Here's an interesting question:
I simply want to examine a column then create a new column based on an if-then on the original column. So if my CSV has a "gender" field I'd like to do the Python equivalent of this SQL statement:
case when gender = 'M' then 1 else 0 end as gender_m, case when gender = 'F' then 1 else 0 end as gender_f,...
I can do it in Pandas but my CSVs are too big and I run into memory issues.
There are a number of ways to tackle this.
First -- and foremost -- this is almost always just one step in a much longer and more complex set of operations. It's a little misleading to read-and-write a CSV file to do this.
A
little misleading.
It's not wrong to write a file with expanded data. But the "incrementally write new files" process can become rather complex. If we have a large number of transformations, we can wind up with many individual file-expansion steps. These things often grow organically and can get out of control. A complex set of steps should probably be collapsed into a single program that handles all of the expansions at once.

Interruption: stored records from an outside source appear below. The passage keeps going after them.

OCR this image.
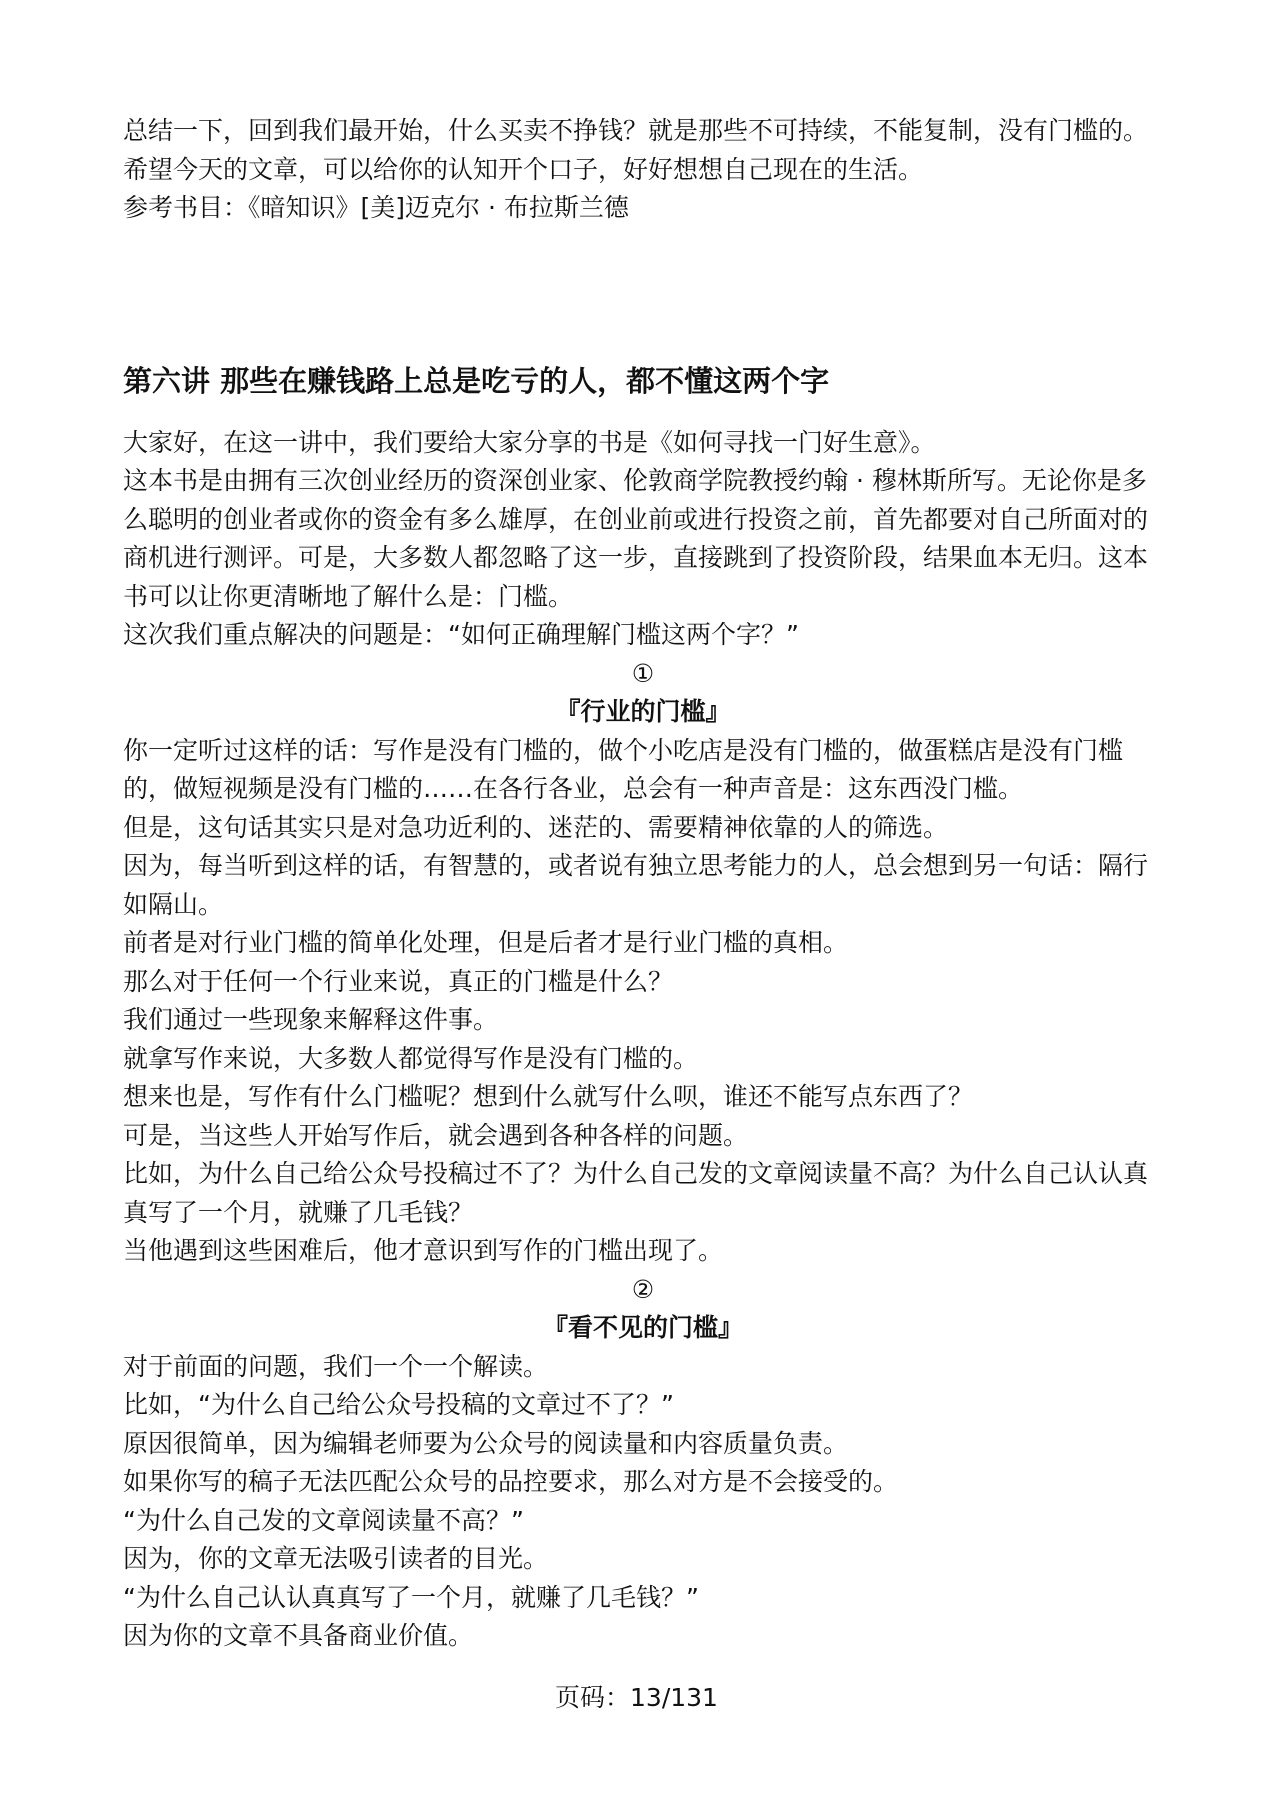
总结一下，回到我们最开始，什么买卖不挣钱？就是那些不可持续，不能复制，没有门槛的。希望今天的文章，可以给你的认知开个口子，好好想想自己现在的生活。

参考书目：《暗知识》[美]迈克尔 · 布拉斯兰德

第六讲 那些在赚钱路上总是吃亏的人，都不懂这两个字

大家好，在这一讲中，我们要给大家分享的书是《如何寻找一门好生意》。

这本书是由拥有三次创业经历的资深创业家、伦敦商学院教授约翰 · 穆林斯所写。无论你是多么聪明的创业者或你的资金有多么雄厚，在创业前或进行投资之前，首先都要对自己所面对的商机进行测评。可是，大多数人都忽略了这一步，直接跳到了投资阶段，结果血本无归。这本书可以让你更清晰地了解什么是：门槛。

这次我们重点解决的问题是：“如何正确理解门槛这两个字？”

①

『行业的门槛』

你一定听过这样的话：写作是没有门槛的，做个小吃店是没有门槛的，做蛋糕店是没有门槛的，做短视频是没有门槛的……在各行各业，总会有一种声音是：这东西没门槛。

但是，这句话其实只是对急功近利的、迷茫的、需要精神依靠的人的筛选。

因为，每当听到这样的话，有智慧的，或者说有独立思考能力的人，总会想到另一句话：隔行如隔山。

前者是对行业门槛的简单化处理，但是后者才是行业门槛的真相。

那么对于任何一个行业来说，真正的门槛是什么？

我们通过一些现象来解释这件事。

就拿写作来说，大多数人都觉得写作是没有门槛的。

想来也是，写作有什么门槛呢？想到什么就写什么呗，谁还不能写点东西了？

可是，当这些人开始写作后，就会遇到各种各样的问题。

比如，为什么自己给公众号投稿过不了？为什么自己发的文章阅读量不高？为什么自己认认真真写了一个月，就赚了几毛钱？

当他遇到这些困难后，他才意识到写作的门槛出现了。

②

『看不见的门槛』

对于前面的问题，我们一个一个解读。

比如，“为什么自己给公众号投稿的文章过不了？”

原因很简单，因为编辑老师要为公众号的阅读量和内容质量负责。

如果你写的稿子无法匹配公众号的品控要求，那么对方是不会接受的。

“为什么自己发的文章阅读量不高？”

因为，你的文章无法吸引读者的目光。

“为什么自己认认真真写了一个月，就赚了几毛钱？”

因为你的文章不具备商业价值。

页码：13/131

This kind of file-expansion is simple and fast. It can open a door previously closed by the in-memory problem of trying to do the entire thing in pandas.
The general outline looks like this
from pathlib import Path
import csv
source_path = Path("some_file.csv")
target_path = Path(source_path.stem + "_1").with_suffix('.csv')
def transform(row):
return row
with source_path.open() as source_file:
with target_path.open('w', newline='') as target_file:
reader = csv.DictReader(source_file)
columns = reader.fieldnames + ['gender_m', 'gender_f']
writer = csv.DictWriter(target_file, columns)
writer.writeheader()
for row in reader:
new_row = transform(row)
writer.writerow(new_row)
The goal is to be able put some meaningful transformation processing in place of the build new_row comment.
The overall approach is this.
1. Create
Path objects to refer to the relevant files.
2. Use
with-statement context managers to handle the open files. This assures that the files are always properly closed no matter what kinds of exceptions are raised.
3. Create a dictionary-based reader for the input. Add the additional columns and create a dictionary-based writer for the output. This allows the processing to work with each row of data as a dictionary.
This presumes that the data file actually has a single row of heading information with column names.
If column names are missing, then a fieldnames attribute can be provided when creating the DictReader(), like this:
csv.DictReader(source_file, ['field', 'field', ...]).
The
for statement works because a csv Reader is an iterator over each row of data.
I've omitted any definition of the transformational function. Right now, it just returns each row unmodified. We'd really like it to do some useful work.
Building The New Row
The transformation function needs to build a new row from an existing row.
Each row will be a Python dictionary. A dictionary is a mutable object. We aren't
really building a completely new object -- that's a waste of memory. We'll modify the
row object, and return it anyway. It will involve a microscopic redundancy of creating two references to the same dictionary object, one known by the variable name
row and the other know by
new_row.
Here's an example body for
transform()
def transform(row):
row['gender_m'] = 1 if row['gender'] == 'M' else 0
row['gender_f'] = 1 if row['gender'] == 'F' else 0
return row
This will build two new keys in the row dictionary. The exact two keys added to the fieldnames to write a new file.
Each key be associated with a value computed by a simple expression. In this case, the logical if-else operator is used to map a boolean value,
row['gender'] == 'M', to one of two integer values, 1 or 0.
If this is confusing -- and it can be -- this can also be done with if statements instead of expressions.
def transform(row):
if row['gender'] == 'M':
row['gender_m'] = 1
else:
row['gender_m'] = 0
row['gender_f'] = 1 if row['gender'] == 'F' else 0
return row
I only rewrite the 'M' case. I'll leave the rewrite of the 'F' case to the reader.
Faster Processing with a Generator
We can simplify the body of the script slightly. This will make it work a hair faster. The following statements involve a little bit of needless overhead.
for row in reader:
new_row = transform(row)
writer.writerow(new_row)
We can change this as follows:
writer.writerows(transform(row) for row in reader)
This uses a generator expression,
transform(row) for row in reader, to build individually transformed rows from a source of data. This doesn't involve executing two statements for each row of data. Therefore, it's faster.
We can also reframe it like this.
writer.writerows(map(transform, reader))
In this example, we've replaced the generator expression with the
map() function. This applies the
transform() function to each row available in the reader.
In both cases, the
writer.writerows() consumes the data produced by the generator expression or the
map() function to create the output file.
The idea is that we can make the transform() function as complex as we need. We just have to be sure that all the new field names are handled properly when creating the writer object.